Я рассказал о золотой жиле, из которой черпал средства на строительство. И о том, что хочу новое золото использовать на новое дело - выкупать снесенные кресты и разграбленную церковную утварь.
«Нет здесь греха, - подытожил игумен. - Золото добыто трудом и не истрачено на службу Мамоне, а отдано в богоугодную жертву. За это тебе низко кланяемся. А намерение твое на тебе оставляю. Если ты созрел до него, так тому и быть. Если бы ты был монахом, я не разрешил бы торговать святыней. Монахи - искусные купцы в ином. Мало теряют и много достигают. Пренебрегают временным и выбирают вечное. Отрекаются от земного и собирают сокровища на Небесах. Однако обходятся без золота... А ты, если уж выбрал свой крест, так неси. Мы подсобим своими молитвами. И будем рады назвать тебя своим духовным братом».
«Отче, я не достоин вашего братства. Мое сердце все время сомневается».
«Божьи дары разнообразны, сын мой. Господь пребывает в разных сердцах и всем подает. А тем, кто несет крест любви, тем более».
Так я вернулся в мир. Ходил по селам как мастер- древодел. Слушал людей, присматривался к новым порядкам. Села, районы претерпевали «разнарядки» - сколько закрыть церквей, сколько «ликвидировать» крестов. С деревянными новой власти было проще: приказывала рубить под корень и сжигать на кострах либо швырять в реки. А на каменные кресты набрасывать проволочные петли и тащить тракторами, даже танками к ближайшему водоему. Чаще всего орудовали по ночам, как волчьи стаи. Оставались дворовые кресты. Рядом с ними верховинцы становились с топорами, с вилами. Власть вынуждена была вызывать боевые отряды.
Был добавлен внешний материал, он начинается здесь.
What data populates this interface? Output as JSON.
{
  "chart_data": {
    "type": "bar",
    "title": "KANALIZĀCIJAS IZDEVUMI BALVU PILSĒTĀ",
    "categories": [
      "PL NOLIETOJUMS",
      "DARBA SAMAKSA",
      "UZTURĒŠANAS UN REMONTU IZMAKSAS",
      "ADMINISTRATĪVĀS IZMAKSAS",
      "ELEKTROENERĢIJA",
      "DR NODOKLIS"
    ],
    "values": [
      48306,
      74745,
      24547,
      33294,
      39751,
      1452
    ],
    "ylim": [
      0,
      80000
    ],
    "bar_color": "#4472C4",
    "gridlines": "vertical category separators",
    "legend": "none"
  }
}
Я видел, как одна селянка привязала себя к кресту веревкой и причитала: «Не дам, ироды! Рубите и меня вместе с крестом!» Женщину оттащили и привязали к телеге. Она билась в судорогах и кричала: «Как же мы теперь без креста будем?! Без плеча Божьего?!» Молодая начальница приказала отвезти женщину в психбольницу, а детей определить в детдом. Синеглазый босоногий мальчишка долго бежал за возом и просил: «Мамку оставьте. Крест забирайте, а мамку нам оставьте!..»
Не оставили детям ни мать, ни крест...
Пожалуй, в лесных чащах я размягчил свое сердце, потому что подобные сцены пробуждали во мне такую жалость, что вынужден был идти за поддержкой к братьям. Первым встретил Кирилла, заготавливавшего дрова. Я возвращался из мирского ада и неожиданно для себя спросил его, верит ли он в рай. Я полагал, что безмолвный брат, как всегда, лишь виновато улыбнется и поклонится. Однако он положил мне на плечи свои огромные ручища и проникновенно заговорил:
«Око сего не видело, ухо не слышало, и не приходило сие на сердце человеческое...»
Мое око видело иное, ухо слышало иное, а на сердце приходили ужасные видения. Мою землю топтало человеческими ногами некое невидимое чудовище, человеческими руками выдергивало из нее святые корни.